Потревоженные тени - Сергей Терпигорев
Шрифт:
Интервал:
Закладка:
Константин Павлович был маленького роста, очень шумливый, необыкновенно подвижный, вертлявый и, подобно сестре, удивительно аккуратный человек, отличавшийся также, подобно ей, чистоплотностью, доходившей у него до смешного. Он раз десять в день мыл руки, умывался, причесывал щеткой необыкновенно густые волосы на голове и расчесывал бакенбарды, которыми у него заращено было все лицо. В качестве отставного военного, он не допускал ношения бороды и для этого пробривал полосочку от подбородка до рта. Он то и дело также осматривал все и если замечал, что платье у него хоть немножко запылилось или есть на нем пятнышко какое, сейчас говорил:
— А ну-ка, Иван, возьми-ка щетку... — почисти-ка меня... вот тут... вот тут... А это что такое?.. Ну, хорошо...
Через час он опять замечал на себе какую-нибудь пылинку и опять звал Ивана.
Кроме этой педантичной чистоплотности, несколько даже смешной в нем, он вообще пользовался общим уважением, никакого другого сходства в нем с сестрой и ни в чем не было.
Совсем напротив: он был очень симпатичен и всеми любим.
Но уж шумлив зато был страх как. Вспылит и начнет... И тут ему все равно было, кто бы это ни был. И не то чтобы он дерзости какие кому говорил в это время, а так, шумит как бы сам с собою, возмущается и шумит.
Он был, вместе с тем, одним из немногих в то время, которые обращались со своими людьми не только не жестоко, но положительно даже хорошо. Вот только шумлив был.
Придет, бывало, оттуда, от него, человек за чем-нибудь к нам с письмом или так почему-нибудь.
— Ну что Константин Павлович? — спрашивает отец. — Здоров?
Слава богу-с.
— Шумит?
— Шумят-с...
И улыбнется. Потому, все знали уж, что души он добрейшей, зла никому в жизни не сделал и не сделает, а уж нашумит, так нашумит, что потом долго этот шум в голове стоит.
Он был женат когда-то, в Польше, где в то время стоял его полк, в котором он служил, и эта женитьба его была какая-то очень неудачная.
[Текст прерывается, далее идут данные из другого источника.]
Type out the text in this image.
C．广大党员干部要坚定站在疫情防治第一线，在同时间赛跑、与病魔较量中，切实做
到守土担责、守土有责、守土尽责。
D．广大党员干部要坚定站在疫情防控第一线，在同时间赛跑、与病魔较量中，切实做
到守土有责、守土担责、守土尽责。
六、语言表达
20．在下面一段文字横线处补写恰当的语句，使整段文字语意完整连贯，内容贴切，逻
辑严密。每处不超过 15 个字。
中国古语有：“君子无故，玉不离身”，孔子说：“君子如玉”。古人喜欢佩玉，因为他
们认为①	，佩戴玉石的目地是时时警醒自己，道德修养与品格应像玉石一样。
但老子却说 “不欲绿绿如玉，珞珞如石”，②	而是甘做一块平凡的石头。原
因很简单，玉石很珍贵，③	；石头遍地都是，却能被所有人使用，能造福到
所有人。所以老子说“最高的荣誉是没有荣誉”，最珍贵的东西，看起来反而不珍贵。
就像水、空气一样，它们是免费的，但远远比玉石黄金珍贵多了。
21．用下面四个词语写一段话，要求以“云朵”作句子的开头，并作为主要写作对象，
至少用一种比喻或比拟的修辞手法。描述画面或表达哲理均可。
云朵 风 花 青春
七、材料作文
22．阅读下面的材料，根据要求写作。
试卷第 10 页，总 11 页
С женой он прожил всего один день и затем вышел в отставку и уехал из полка к себе в деревню.
Обо всем этом ходили какие-то легенды; говорили, что она была какая-то графиня польская, редкая красавица, очень богата, и во всей этой истории дядя сделался просто жертвой мистификации, очень, однако, недвусмысленной. Он понял, догадался, в чем было дело, но было уже поздно. Тогда он взял отставку и уехал.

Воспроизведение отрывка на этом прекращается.